There are two different states to be aware of when talking about processors executing instructions: Privileged mode and User mode.  Some operating system threads and interrupts (including all device driver functions) as well as Kernel-mode threads execute in privileged mode.

When dealing with Privileged mode operations, there are two modes to consider – Interrupt mode and Deferred Procedure Call (DPC) mode.  Interrupt mode is reserved for interrupt service routines which are device driver functions.  When looking at this in Performance Monitor, % Interrupt Time is the time the processor spends receiving and servicing hardware interrupts during sample intervals.  This value is an indirect indicator of the activity of devices that generate interrupts, such as the system clock, the mouse, disk drivers, data communication lines, network interface cards and other peripheral devices.  These devices normally interrupt the processor when they have completed a task or require attention.  Normal thread execution is suspended during interrupts.  Most system clocks interrupt the processor every 10 milliseconds, creating a background of interrupt activity.  DPC mode is time spent in routines known as deferred procedure calls – these are routines scheduled by device drivers to complete interrupt processing.  DPC’s are often referred to as soft interrupts.  From the Performance Monitor perspective, the % DPC Time counter shows the percentage of the time that the system was executing in DPC mode.  Measuring these counters separately can provide insight into whether there are issues with the interrupt service routine or its DPC.
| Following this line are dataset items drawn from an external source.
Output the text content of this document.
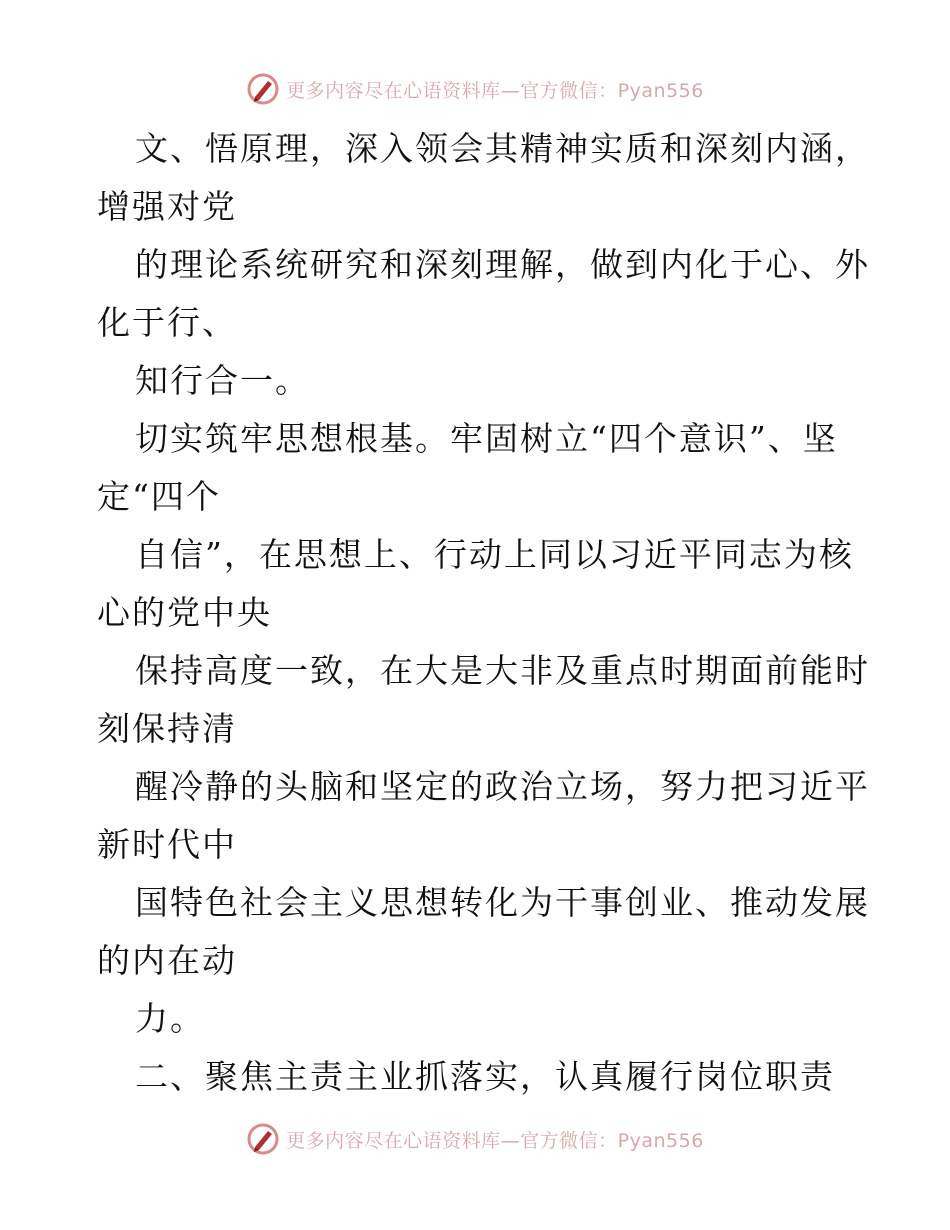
更多内容尽在心语资料库—官方微信：Pyan556
文、悟原理，深入领会其精神实质和深刻内涵，
增强对党
的理论系统研究和深刻理解，做到内化于心、外
化于行、
知行合一。
切实筑牢思想根基。牢固树立“四个意识”、坚
定“四个
自信”，在思想上、行动上同以习近平同志为核
心的党中央
保持高度一致，在大是大非及重点时期面前能时
刻保持清
醒冷静的头脑和坚定的政治立场，努力把习近平
新时代中
国特色社会主义思想转化为干事创业、推动发展
的内在动
力。
二、聚焦主责主业抓落实，认真履行岗位职责
更多内容尽在心语资料库—官方微信：Pyan556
Taking Action with Delta Bravo

If you noticed that the % Interrupt Time counter is much higher, you may have a problem with a device driver or piece of hardware.  Comparing the Interrupts / sec counter between the baseline and your current performance log, if the current rate is proportional to the level in the baseline, then the device driver code is the most likely culprit.  If the Interrupt rate is significantly higher, you are probably experiencing a hardware issue.